Cet après-midi, nous marcherions ensemble sur la statue de Loki, dressée à l'entrée de Naglafar, la capitale d'Helheim. Cette cité était protégée par des murailles tellement hautes et épaisses que même un titan géant semblait incapable de pouvoir les détruire. Malgré cela, même si la ville était censée être une zone sûre, elle subissait de plein fouet l'aura malfaisante de la statue. De fait, personne n'habitait Helheim. C'était sordide et de très mauvais goût. Habiter dans un cimetière, en comparaison, aurait eu plus de charme.

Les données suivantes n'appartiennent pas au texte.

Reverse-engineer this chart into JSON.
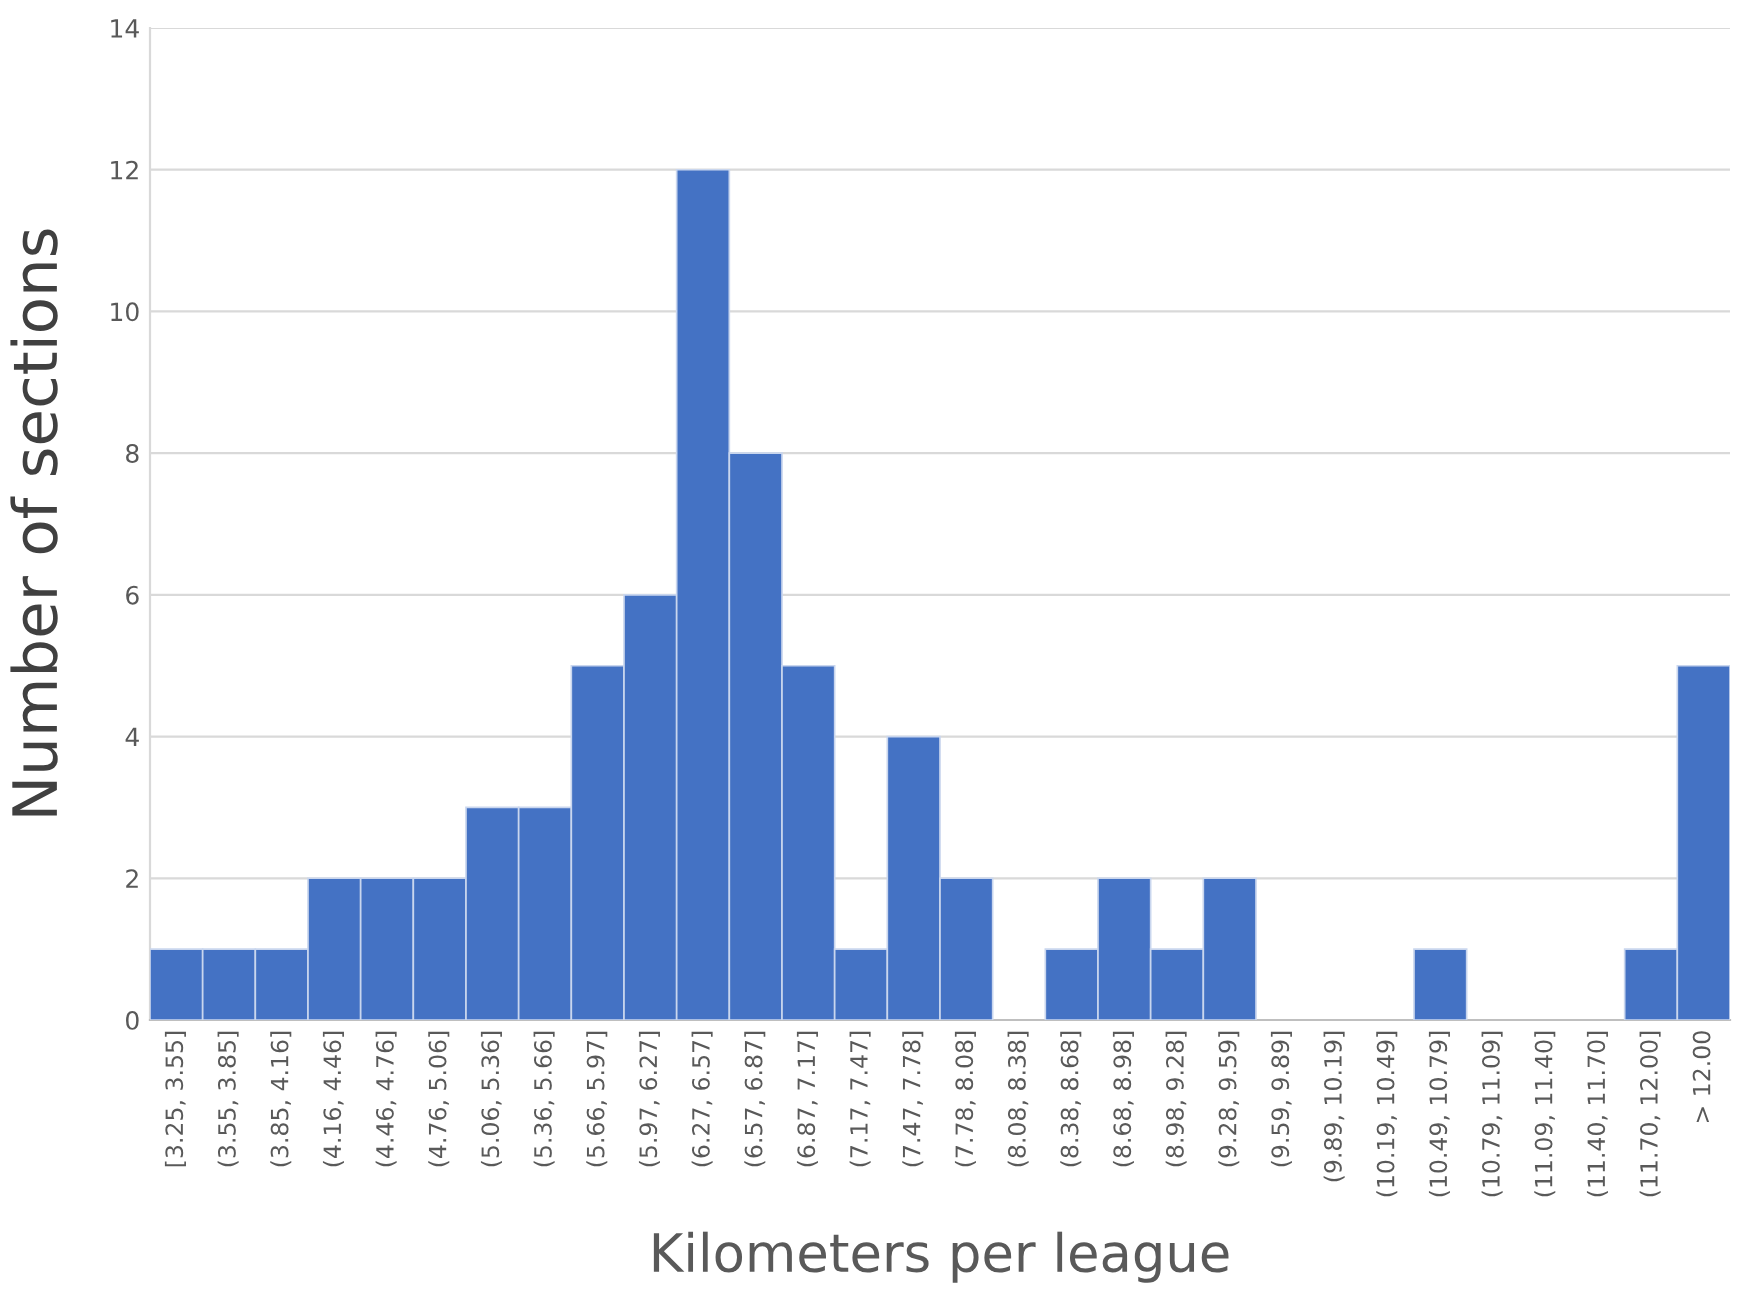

D'ici une semaine, l'Alliance entrerait dans le donjon pour vaincre Hel la Cachée. Et plus que jamais j'avais besoin de tenir quelqu'un pour responsable de tous nos malheurs. Quelqu'un ou quelque chose sur qui ou sur lequel je pourrais déverser le poison brûlant de ma colère.
— Tu as fini ? demanda Ilya, me tirant de mes pensées.
Je levais la tête vers elle. Comme a son habitude, elle avait installé sa table de couture dans ma forge pour être à mes côtés, ce qui n'était pas pour me déplaire.
J'opinais :
— Et toi ?
Elle se leva et me tendit une cape noire comme une nuit sans lune.
— Voilà, je crois que tu es prêt, maintenant.
Depuis que nous avions découvert Helheim nous avions dû changer de tactique face à l'intelligence exceptionnelle des avatars. Toutes les pièces de métal – armes et armures – avaient été remplacées par de l'essence spectrale solidifiée ; et tous nos vêtements et tissus avaient été remplacés par de nouvelles confections particulières et noires. Cela nous aidait à nous fondre dans le décor et évitait d'attirer l'attention sur nous. Effectivement, le nombre d'embuscades avait nettement chuté depuis ces quelques changements.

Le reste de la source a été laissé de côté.